Kami menguji coba sistem dengan rekaman yang khas vokalnya atau bagaimana tampilan bawahnya, misalnya di CD Dali 2 yang ada I Will Remember-nya Toto. Dan dengan welcomenya sang tuan rumah, beberapa dari kami pun minta diputarkan lagu lain yang sifatnya bisa memperlihatkan dimensi suara, dimana lagu seperti ini sering di dengar sebagian dari kami. Ini semua hanya demi untuk mengetahui bagaimana tampilannya bila diputar di sistem Wong.
Dibahas juga tentang pemakaian subwoofer yang ditempatkan di pojok. Bagaimana kesan suaranya antara menghidupkan sub dengan mematikan sub di sistem stereo ini.

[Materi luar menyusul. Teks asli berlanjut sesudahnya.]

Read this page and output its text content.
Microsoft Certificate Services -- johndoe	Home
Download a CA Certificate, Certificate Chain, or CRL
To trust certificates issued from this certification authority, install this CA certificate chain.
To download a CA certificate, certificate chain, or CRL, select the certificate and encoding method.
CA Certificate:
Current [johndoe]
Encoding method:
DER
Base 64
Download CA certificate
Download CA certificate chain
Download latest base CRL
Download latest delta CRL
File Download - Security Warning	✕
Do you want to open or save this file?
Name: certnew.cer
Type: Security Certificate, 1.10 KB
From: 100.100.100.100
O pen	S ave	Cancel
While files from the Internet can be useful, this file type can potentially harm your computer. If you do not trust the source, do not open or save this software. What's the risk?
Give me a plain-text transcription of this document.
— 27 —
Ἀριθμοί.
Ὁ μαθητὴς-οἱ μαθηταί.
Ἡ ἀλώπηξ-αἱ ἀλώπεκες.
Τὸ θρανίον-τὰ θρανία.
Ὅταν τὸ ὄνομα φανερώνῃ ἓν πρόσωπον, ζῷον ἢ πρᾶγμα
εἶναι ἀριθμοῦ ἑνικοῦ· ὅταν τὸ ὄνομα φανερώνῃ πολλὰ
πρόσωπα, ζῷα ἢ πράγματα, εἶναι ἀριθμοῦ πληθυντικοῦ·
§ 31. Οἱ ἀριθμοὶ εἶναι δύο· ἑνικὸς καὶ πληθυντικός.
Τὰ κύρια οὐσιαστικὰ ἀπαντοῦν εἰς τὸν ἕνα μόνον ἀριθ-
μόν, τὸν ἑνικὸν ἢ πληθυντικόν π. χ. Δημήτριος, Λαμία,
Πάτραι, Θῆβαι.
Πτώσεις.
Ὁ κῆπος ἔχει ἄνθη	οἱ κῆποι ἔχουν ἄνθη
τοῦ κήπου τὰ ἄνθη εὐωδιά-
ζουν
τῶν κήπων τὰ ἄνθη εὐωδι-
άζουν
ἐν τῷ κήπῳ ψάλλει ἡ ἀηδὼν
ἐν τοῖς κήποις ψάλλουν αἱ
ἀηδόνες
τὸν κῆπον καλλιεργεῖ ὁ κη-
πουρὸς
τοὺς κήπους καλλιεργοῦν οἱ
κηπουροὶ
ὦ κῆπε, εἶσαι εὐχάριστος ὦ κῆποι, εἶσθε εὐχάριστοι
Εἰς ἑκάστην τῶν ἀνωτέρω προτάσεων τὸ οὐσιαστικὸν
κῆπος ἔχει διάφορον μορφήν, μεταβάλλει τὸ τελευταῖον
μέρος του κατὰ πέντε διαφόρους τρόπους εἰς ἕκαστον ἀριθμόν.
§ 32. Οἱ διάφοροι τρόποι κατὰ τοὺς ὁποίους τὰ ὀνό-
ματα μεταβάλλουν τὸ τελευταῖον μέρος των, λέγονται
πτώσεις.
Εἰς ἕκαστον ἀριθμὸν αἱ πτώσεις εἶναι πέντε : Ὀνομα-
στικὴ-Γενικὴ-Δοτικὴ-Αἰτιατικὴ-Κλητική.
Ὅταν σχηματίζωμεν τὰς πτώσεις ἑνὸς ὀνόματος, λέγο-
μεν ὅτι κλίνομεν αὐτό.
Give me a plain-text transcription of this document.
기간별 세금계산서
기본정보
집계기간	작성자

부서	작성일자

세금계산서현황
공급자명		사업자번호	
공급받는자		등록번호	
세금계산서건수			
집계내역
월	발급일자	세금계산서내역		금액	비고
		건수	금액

Bagi sebagian dari kami, dengan tanpa sub, vokal malah lebih terasa present.
Ketika kami tanyakan kepada Wong, apa yang dirasa kurang dari sajian sistemnya. Wong hanya mengatakan bahwa sepanjang mendengarkan musik berjam jam diruangannya membuatnya betah, itu sudah cukup.
"Saya merasa dengan full Naim di sistem sekarang, walaupun belum sampai ke series tertinggi, saya sudah sangat happy. Sudah "end game". Ini bisa saya rasakan dengan dapat mendenger full album tanpa gonta-ganti lagu-lagu. Semua lagu dapat dinikmati -- dan memang tentu tujuan kita mengoptimalkan sistem audio kita kan untuk menikmati musik"jawabnya.
Inilah kunjungan dari kami ke Wong. Nikmatnya, selain bisa 'kulineran' telinga dengan suguhan aneka genre musik, juga bisa berdiskusi, sharing pendapat dan pengetahuan. Dengan obrolan ini bukan tak mungkin bisa saling berpikir ‘out of the box’, mendapatkan sebuah hal yang baru. Karena hobi audio juga perlu bersosialisasi.